Il Ministero delle Pari Opportunità sta chiudendo la maggior parte dei centri anti-violenza che combattono la violenza contro le donne sul territorio nazionale.
I tagli delle varie finanziarie si abbattono pesantemente sui centri anti-violenza italiani e in particolare sulle case sicure o case rifugio, luoghi di ospitalità segreti dove le donne che hanno subito abusi, molestie e violenze vengono accolte e “nascoste”.
La cifra destinata dal Ministero per le pari Opportunità per i centri e le attività di prevenzione contro la violenza di genere era di 18 milioni di euro.
Dopo la caduta del Governo Prodi i soldi sono stati stornati dal Ministro Carfagna, su suggerimento di Tremonti, per altri progetti.
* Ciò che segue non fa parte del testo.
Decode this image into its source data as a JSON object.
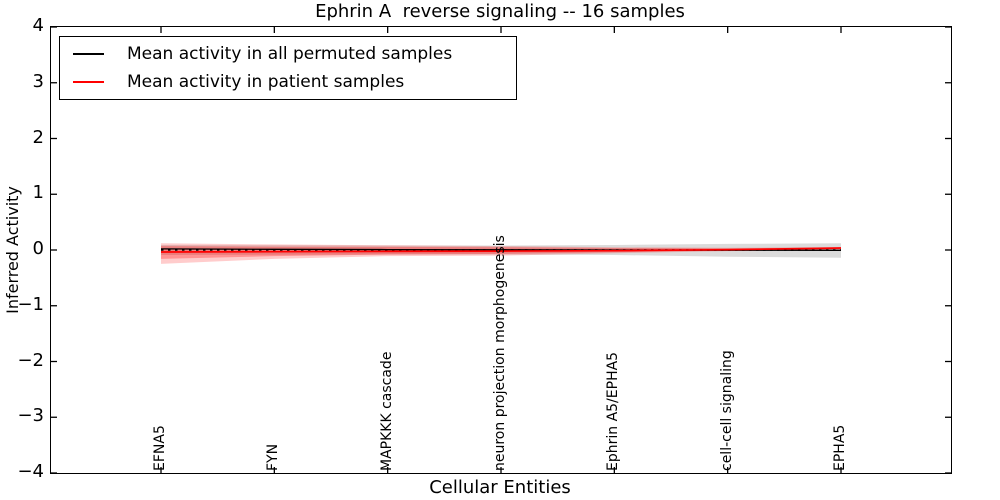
{
  "chart_data": {
    "type": "line",
    "title": "Ephrin A  reverse signaling -- 16 samples",
    "xlabel": "Cellular Entities",
    "ylabel": "Inferred Activity",
    "ylim": [
      -4,
      4
    ],
    "grid": false,
    "legend_position": "upper left",
    "categories": [
      "EFNA5",
      "FYN",
      "MAPKKK cascade",
      "neuron projection morphogenesis",
      "Ephrin A5/EPHA5",
      "cell-cell signaling",
      "EPHA5"
    ],
    "yticks": [
      4,
      3,
      2,
      1,
      0,
      -1,
      -2,
      -3,
      -4
    ],
    "ytick_labels": [
      "4",
      "3",
      "2",
      "1",
      "0",
      "−1",
      "−2",
      "−3",
      "−4"
    ],
    "series": [
      {
        "name": "Mean activity in all permuted samples",
        "color": "#000000",
        "style": "solid",
        "width": 1.3,
        "values": [
          0.02,
          0.012,
          0.008,
          0.004,
          0.0,
          -0.003,
          -0.005
        ]
      },
      {
        "name": "Mean activity in patient samples",
        "color": "#ff0000",
        "style": "solid",
        "width": 1.7,
        "values": [
          -0.035,
          -0.03,
          -0.025,
          -0.02,
          -0.012,
          0.005,
          0.035
        ]
      }
    ],
    "reference_line": {
      "value": 0.0,
      "color": "#000000",
      "style": "dotted"
    },
    "bands": [
      {
        "name": "permuted-samples-std",
        "color": "#999999",
        "opacity": 0.35,
        "upper": [
          0.09,
          0.085,
          0.08,
          0.08,
          0.09,
          0.11,
          0.12
        ],
        "lower": [
          -0.09,
          -0.085,
          -0.08,
          -0.08,
          -0.09,
          -0.12,
          -0.14
        ]
      },
      {
        "name": "patient-samples-std-outer",
        "color": "#ff0000",
        "opacity": 0.2,
        "upper": [
          0.12,
          0.1,
          0.085,
          0.07,
          0.05,
          0.04,
          0.05
        ],
        "lower": [
          -0.25,
          -0.16,
          -0.11,
          -0.1,
          -0.06,
          -0.02,
          0.01
        ]
      },
      {
        "name": "patient-samples-std-inner",
        "color": "#ff0000",
        "opacity": 0.28,
        "upper": [
          0.07,
          0.06,
          0.055,
          0.05,
          0.035,
          0.03,
          0.045
        ],
        "lower": [
          -0.16,
          -0.11,
          -0.08,
          -0.07,
          -0.04,
          -0.01,
          0.015
        ]
      }
    ]
  },
  "legend": {
    "items": [
      {
        "label": "Mean activity in all permuted samples",
        "color": "#000000"
      },
      {
        "label": "Mean activity in patient samples",
        "color": "#ff0000"
      }
    ]
  }
}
Quali non è dato sapere. Probabilmente tre milioni sono finiti all’Edilizia.
Anna Bagnara la presidente di D.I.RE (donne in rete contro la violenza sulle donne) che raccoglie 58 associazioni italiane dislocate su tutto il territorio. Ebbene 40 di queste, a causa dei tagli dettati dal Ministero delle Pari Opportunità verranno chiuse.
A Belluno non esiste una legge per i centri antiviolenza, la casa Rifugio viene chiusa e i progetti per i bambini sono finanziati da privati. A Messina mancano completamente i soldi per tenere aperto alcunché e le sovvenzioni raccolte con feste e sottoscrizioni non bastano più. Gli amministratori della città considerano il problema della violenza sulle donne secondario. A Viterbo il centro Erinna si è visto revocare il mandato di tre anni prima della conclusione prevista per il 2012 dal presidente di Provincia Marcello Meroi. Verrà indetto un bando in questa città per permettere ad altre organizzazioni di partecipare, intanto però il Presidente lascia scoperto questo servizio. A Cosenza la casa rifugio è stata chiusa l’anno scorso e si attende l’esito di un bando che ha lasciato scoperto il servizio pubblico in materia di violenza sulle donne per oltre un anno. A Gorizia i finanziamenti per questi centri sono stati tagliati in modo drastico. A Roma il Centro Lisa non ha più soldi per pagare l’affitto ed è stato sfrattato a causa del fatto che l’ATER non riconosce alla Onlus lo scopo sociale e non dà quindi loro la possibilità di ridurre il canone di locazione.
Insomma, da nord a sud, i primi a pagare per la crisi e per le lacrime e sangue promesse da Tremonti sono le donne vittime di violenza, soprusi e molestie. I 18 milioni sarebbero dovuti servire ad incrementare gli sportelli esistenti, invece si continua a chiudere quelli già esistenti. Cosa ne pensate? Facciamo una petizione perché questi centri anti-violenza non vengano chiusi?
Se intanto volete saperne di più potete contattare il dipartimento delle Pari Opportunità o contattare direttamente il Ministro Mara Carfagna presso il suo blog. Dubito vi risponderà mai qualcuno, ma tentare non nuoce.